Sources : banque Hydro, DREAL Bretagne, MétéoFrance, mise en forme et commentaire par Eau et Rivières de Bretagne
Le contexte précisé, nous pouvons nous pencher sur l’état de nos rivières en cet fin d’été. Nous avions déjà présenté, mi-juillet, un graphique semblable détaillant le niveau de l’Odet. Lors de cette première analyse les pluies de juin, pourtant moins intenses, avaient eu un effet beaucoup plus important sur le niveau de la rivière que celles de septembre. La raison de cette différence de réaction est lié au fait qu’au cours de l’été, les sols se sont très fortement asséchés et qu’en conséquence ils retiennent beaucoup plus les pluies. S’y ajoute le fait que les températures restent supérieures aux normales de saison, augmentant encore l’évapotranspiration (ETP) des plantes ; au final le bilan reste négatif ou nul. A la mi-septembre, la situation reste donc fragile et si l’on se base sur les prévisions météorologiques à 14 jours, les très faibles débits vont revenir ! Très vite !
Mais alors quand reviendrons nous à une situation « normale » ?
La pluie est un phénomène météorologique très difficile à anticiper mais voici un tableau comparatif avec les autres sécheresses d’importance qu’à connu la Bretagne.
Source : banque hydro, DREAL Bretagne, traitement et mise en forme : Eau et rivières de Bretagne
Sur cet exemple, la rivière de l’Arguenon a un seuil d’alerte fixé à 25 l/s. Il faut donc un cumul de pluie significatif pour observer un redémarrage pérenne des débits. A la lecture de ce graphique on apprend que les petites remontées de débits des rivières ne sont pas surprenantes. Il a plu aussi au cours des étés 1976, 1990 et 2003 (mais qui s’en souvient?) et les rivières ont réagi, avant de retomber plus ou moins -très- bas. Ceci confirme qu’il ne faut pas espérer voir les arrêtés de restriction d’eau suspendus dans les 15 prochains jours.
Des barrages à sec menaçant l’alimentation en eau potable des bretons ?
Conséquence importante de cette sécheresse qui perdure, les retenues pour assurer la production d’eau potable se vident rapidement.
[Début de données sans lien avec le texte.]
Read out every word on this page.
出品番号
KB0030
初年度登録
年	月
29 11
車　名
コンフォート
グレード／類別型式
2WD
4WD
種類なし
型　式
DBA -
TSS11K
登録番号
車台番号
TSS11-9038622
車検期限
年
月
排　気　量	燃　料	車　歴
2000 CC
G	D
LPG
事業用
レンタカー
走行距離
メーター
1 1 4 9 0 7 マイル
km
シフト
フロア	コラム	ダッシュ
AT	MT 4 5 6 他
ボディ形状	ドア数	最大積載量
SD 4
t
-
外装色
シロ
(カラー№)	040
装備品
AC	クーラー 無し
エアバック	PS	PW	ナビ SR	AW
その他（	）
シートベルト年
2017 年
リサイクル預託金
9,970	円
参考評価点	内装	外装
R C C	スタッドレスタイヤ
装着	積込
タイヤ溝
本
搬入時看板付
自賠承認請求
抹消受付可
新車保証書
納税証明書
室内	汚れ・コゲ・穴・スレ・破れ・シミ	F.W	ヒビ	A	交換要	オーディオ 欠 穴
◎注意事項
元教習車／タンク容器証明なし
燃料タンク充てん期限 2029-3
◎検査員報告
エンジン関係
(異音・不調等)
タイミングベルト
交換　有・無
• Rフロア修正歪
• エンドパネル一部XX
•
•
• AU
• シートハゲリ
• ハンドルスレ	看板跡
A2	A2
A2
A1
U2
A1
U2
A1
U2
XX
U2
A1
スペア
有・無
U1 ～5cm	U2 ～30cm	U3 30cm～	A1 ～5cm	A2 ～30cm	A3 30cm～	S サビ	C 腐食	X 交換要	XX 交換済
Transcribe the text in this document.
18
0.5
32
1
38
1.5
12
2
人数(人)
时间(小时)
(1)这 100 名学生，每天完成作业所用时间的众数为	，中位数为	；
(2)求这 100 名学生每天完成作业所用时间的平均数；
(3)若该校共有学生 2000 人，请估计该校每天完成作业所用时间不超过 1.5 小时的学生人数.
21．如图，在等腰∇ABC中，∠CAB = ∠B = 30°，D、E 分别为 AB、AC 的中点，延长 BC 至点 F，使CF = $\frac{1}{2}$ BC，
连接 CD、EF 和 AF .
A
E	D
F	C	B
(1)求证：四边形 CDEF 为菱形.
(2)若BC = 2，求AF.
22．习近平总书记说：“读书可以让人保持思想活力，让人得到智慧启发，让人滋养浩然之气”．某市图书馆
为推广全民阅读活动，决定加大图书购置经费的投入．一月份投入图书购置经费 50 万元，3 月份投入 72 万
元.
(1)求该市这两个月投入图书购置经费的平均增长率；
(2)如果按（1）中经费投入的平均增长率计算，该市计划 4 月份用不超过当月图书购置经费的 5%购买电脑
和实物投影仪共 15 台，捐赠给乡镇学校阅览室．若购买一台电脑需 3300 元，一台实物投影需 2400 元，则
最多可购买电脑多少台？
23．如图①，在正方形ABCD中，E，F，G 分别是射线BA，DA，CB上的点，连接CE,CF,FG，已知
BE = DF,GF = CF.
Certes, les dérogations au débit réservé qui ont été accordés par les préfets, d’ailleurs souvent la moindre condition (un suivi de quelques paramètres chimiques, aucun de la faune aquatique) ont permit de ralentir leur vidange, mais malgré tout, aujourd’hui la situation se tend très rapidement.
Les gestionnaires attendent donc avec impatience le mois d’octobre qui marque souvent le terme des périodes d’étiages mais un regard sur le passé nous apprend que les sécheresses tardives ne sont pas rares (100 à 160 jours) et ne se sont réellement terminé qu’à la fin du mois d’octobre. Plus récemment lors de l’hiver 2016/2017 le remplissage d’une majorité des nappes et des barrages n’avait vraiment débuté qu’a la fin décembre. Dans ces circonstances il existe un risque réel qu’une partie des barrages qui nous alimentent en eau potable puisse être inutilisable dans quelques semaines. Face à cette situation extrêmement tendue les économies de consommation sont elles de rigueur ?
Malgré les restrictions, une consommation toujours trop importante d’eau
Il est essentiel, pour estimer conséquences de cette sécheresse, de connaître les besoins des consommateurs (particuliers, industriels, paysans). Or, il est constaté depuis 2015 une augmentation de la consommation d’eau, sans que cette information n’ait suscité d’études spécifiques pour en connaître les raisons, ni de la part des collectivités, sauf rares exceptions, ni des autorités administratives.
Certains acteurs de production d’eau potable d’ailleurs toujours pas déterminé avec précision les plus gros consommateurs de leur territoire et et quelles économies ils pourraient mettre en œuvre en crise. Rappelons que dans de nombreux secteurs les plus gros consommateurs payent moins cher le m3 que les petits consommateurs !
Enfin, si en Bretagne les réseaux de distributions d’eau potable ont souvent des meilleurs rendements que dans le reste de la France et que donc moins d’eau est perdue de la production au point de consommation, de trop nombreux secteurs ont encore des rendements faibles voire catastrophique accentuant d’autant les tensions en cette période de manque.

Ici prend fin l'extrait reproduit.